Here is the schedule of poll closings for the battleground states:
7 PM ET - Virginia
7:30 PM ET - Ohio, North Carolina
8 PM ET - Florida, New Hampshire, [Pennsylvania]
9 PM ET - Colorado, Wisconsin, [Michigan]
10 PM ET - Iowa, Nevada
Remember, a presidential candidate requires 270 electoral votes to win. Each state has a different number of electoral votes based on population. Polls in most states show a clear victory is likely for one candidate or the other - leaving the presidential election to be decided by the so-called battleground or swing states.
Here is what to watch as the polls close Tuesday night:
7:00 PM ET
There's not much to be told by Virginia alone at 7 PM ET. However, it might be an indication of how things are leaning in the swing states, especially North Carolina.
Virginia and North Carolina have voted for the same candidate in every presidential election going back to 1976, when Virginia went for the Republican Gerald Ford and North Carolina voted with the rest of the South for Georgian Jimmy Carter.
So the last eight elections have seen these two states line up together in the presidential contest - meaning that where Virginia lands is likely a good indication of where North Carolina might end up.
7:30 PM ET
The first key test will come at 7:30 PM ET, when polls close in both Ohio and North Carolina.
If Obama takes Ohio and North Carolina, he pretty much has the election won, barring any surprises in other states that are considered locks for his camp. Even a loss in Florida at this point - considered by many to be the most important swing state - would not be a debilitating defeat.
However, if Romney wins both North Carolina and Ohio, the momentum shifts decidedly toward the Republican. Presumably, if Romney wins North Carolina, he would have already secured Virginia as well. This makes Florida - a state that seems to be leaning towards the Republican camp - almost all important for Obama to take.
Meanwhile, a split of the 7:30 PM ET swing states keeps Florida in the spotlight.
8:00 PM ET
Any split would make Florida the key - an Obama win there would secure the election for him. If Obama takes Ohio, but loses North Carolina (and probably Virginia), then the attention shifts to Florida, but momentum would still seem to favor Obama.
Florida polls close at 8 PM. If Obama wins the Sunshine State, he's basically won the election. He needs only to hold the states he is expected to win and secure one other swing state to lock up the number of electoral votes he needs.
If Obama loses Florida, then it is important what happened before.
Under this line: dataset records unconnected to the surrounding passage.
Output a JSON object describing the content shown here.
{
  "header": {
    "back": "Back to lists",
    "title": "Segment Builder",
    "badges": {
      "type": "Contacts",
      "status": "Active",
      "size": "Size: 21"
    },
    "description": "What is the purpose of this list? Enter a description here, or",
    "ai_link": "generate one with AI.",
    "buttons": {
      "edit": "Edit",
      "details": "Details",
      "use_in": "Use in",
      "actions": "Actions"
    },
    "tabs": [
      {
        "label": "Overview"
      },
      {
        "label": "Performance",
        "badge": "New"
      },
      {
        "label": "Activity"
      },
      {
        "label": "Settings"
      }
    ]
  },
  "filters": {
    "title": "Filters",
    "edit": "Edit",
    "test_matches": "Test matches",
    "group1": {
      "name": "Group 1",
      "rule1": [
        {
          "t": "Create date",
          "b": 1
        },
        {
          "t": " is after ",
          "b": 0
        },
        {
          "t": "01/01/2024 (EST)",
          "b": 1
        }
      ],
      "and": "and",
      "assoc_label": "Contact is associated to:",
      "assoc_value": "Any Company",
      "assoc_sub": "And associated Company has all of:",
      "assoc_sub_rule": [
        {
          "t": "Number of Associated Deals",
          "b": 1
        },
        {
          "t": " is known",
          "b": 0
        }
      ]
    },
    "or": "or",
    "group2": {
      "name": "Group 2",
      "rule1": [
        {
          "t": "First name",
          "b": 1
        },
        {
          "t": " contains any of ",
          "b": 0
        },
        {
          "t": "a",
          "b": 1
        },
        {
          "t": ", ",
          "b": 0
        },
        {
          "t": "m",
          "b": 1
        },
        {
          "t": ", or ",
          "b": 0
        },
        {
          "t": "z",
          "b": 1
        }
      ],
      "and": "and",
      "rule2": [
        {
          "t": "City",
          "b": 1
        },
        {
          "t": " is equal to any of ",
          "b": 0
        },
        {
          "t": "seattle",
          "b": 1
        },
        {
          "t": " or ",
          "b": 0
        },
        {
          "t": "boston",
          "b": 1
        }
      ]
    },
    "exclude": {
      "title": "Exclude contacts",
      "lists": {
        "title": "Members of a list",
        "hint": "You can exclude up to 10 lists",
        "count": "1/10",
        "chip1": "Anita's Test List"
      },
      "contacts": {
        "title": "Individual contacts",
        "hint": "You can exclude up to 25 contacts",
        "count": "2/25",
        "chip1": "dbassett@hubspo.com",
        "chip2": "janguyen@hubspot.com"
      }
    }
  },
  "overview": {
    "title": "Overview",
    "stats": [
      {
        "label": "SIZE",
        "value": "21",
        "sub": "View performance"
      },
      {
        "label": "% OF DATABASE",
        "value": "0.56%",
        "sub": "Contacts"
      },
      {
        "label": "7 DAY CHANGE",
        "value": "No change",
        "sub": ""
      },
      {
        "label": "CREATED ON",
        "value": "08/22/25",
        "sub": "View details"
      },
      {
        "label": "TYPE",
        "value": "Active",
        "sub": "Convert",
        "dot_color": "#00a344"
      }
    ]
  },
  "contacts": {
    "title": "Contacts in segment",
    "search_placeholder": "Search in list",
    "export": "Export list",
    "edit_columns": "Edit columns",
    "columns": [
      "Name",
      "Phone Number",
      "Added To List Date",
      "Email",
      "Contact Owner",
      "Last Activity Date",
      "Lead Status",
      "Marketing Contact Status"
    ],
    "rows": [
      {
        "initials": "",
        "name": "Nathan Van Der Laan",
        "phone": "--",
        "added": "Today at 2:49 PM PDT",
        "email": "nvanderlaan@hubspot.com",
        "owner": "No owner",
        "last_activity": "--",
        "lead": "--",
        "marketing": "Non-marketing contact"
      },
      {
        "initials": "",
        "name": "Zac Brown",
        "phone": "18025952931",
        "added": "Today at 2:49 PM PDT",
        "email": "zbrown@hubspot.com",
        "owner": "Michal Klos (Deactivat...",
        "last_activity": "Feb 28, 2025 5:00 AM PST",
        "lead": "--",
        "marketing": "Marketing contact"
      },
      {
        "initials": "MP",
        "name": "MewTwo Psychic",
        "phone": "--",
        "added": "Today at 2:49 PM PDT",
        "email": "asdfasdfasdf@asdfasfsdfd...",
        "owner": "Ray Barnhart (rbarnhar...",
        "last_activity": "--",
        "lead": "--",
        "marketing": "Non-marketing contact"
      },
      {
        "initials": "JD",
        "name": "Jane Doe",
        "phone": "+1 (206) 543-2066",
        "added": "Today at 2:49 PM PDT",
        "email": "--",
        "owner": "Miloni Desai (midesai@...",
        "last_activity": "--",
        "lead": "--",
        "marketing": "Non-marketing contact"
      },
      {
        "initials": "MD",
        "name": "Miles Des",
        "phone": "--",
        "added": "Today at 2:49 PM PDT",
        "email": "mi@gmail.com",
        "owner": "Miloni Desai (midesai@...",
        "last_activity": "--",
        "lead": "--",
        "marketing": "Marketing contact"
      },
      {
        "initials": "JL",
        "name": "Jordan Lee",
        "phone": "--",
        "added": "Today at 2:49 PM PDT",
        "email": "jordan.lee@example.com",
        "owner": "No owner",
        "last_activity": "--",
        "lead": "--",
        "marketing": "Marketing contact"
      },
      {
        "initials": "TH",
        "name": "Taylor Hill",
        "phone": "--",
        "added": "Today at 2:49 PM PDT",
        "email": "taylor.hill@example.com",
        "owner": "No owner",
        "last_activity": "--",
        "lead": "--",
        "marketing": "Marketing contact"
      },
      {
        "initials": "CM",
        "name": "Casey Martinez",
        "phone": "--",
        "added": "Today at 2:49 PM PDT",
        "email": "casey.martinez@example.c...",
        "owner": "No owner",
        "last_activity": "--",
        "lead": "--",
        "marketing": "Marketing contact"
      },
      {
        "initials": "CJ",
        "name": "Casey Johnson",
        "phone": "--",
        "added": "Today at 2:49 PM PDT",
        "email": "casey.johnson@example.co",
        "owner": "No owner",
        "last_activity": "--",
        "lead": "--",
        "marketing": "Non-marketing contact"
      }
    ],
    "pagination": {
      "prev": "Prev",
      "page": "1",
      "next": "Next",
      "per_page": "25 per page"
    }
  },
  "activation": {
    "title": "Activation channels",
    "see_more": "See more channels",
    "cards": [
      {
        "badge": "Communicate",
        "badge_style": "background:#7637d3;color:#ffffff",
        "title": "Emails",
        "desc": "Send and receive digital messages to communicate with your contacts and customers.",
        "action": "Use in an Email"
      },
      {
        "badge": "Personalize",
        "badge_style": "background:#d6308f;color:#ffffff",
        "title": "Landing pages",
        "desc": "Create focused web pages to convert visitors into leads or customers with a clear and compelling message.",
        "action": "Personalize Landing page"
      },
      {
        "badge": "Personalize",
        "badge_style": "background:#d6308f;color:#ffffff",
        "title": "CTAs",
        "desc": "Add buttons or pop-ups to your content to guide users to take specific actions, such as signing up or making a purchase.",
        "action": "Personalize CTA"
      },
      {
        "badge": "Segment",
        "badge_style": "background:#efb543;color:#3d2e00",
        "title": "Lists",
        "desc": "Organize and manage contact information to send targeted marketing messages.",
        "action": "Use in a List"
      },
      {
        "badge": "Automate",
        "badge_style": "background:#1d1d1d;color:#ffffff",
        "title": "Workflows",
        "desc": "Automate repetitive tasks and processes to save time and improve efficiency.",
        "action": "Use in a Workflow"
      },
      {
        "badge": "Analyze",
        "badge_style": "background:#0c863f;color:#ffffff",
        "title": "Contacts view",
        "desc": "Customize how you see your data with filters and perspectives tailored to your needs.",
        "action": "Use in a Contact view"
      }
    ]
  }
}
If Romney has swept the swing states up to this point - Virginia, Ohio, North Carolina and Florida - then the former Massachusetts governor will need just one other swing state to reach the key electoral vote total.
However, if the early swing states have split, Obama will have a number of paths open for a second presidential term. If he has lost Ohio, but picked up North Carolina and Virginia, the president will just need to secure one other swing state to win. If he won in Ohio, but lost in the states of the upper South, then he would basically need two more swing states further west to fall into his camp.
The tone of the election will likely be decided by Florida. A close vote might keep the state undecided until late into the evening (with visions of 2000 playing in everyone's minds). The later poll closings - in places like Colorado, Nevada, Iowa and Wisconsin - could either sew up the election, or keep things interesting while Florida is in limbo.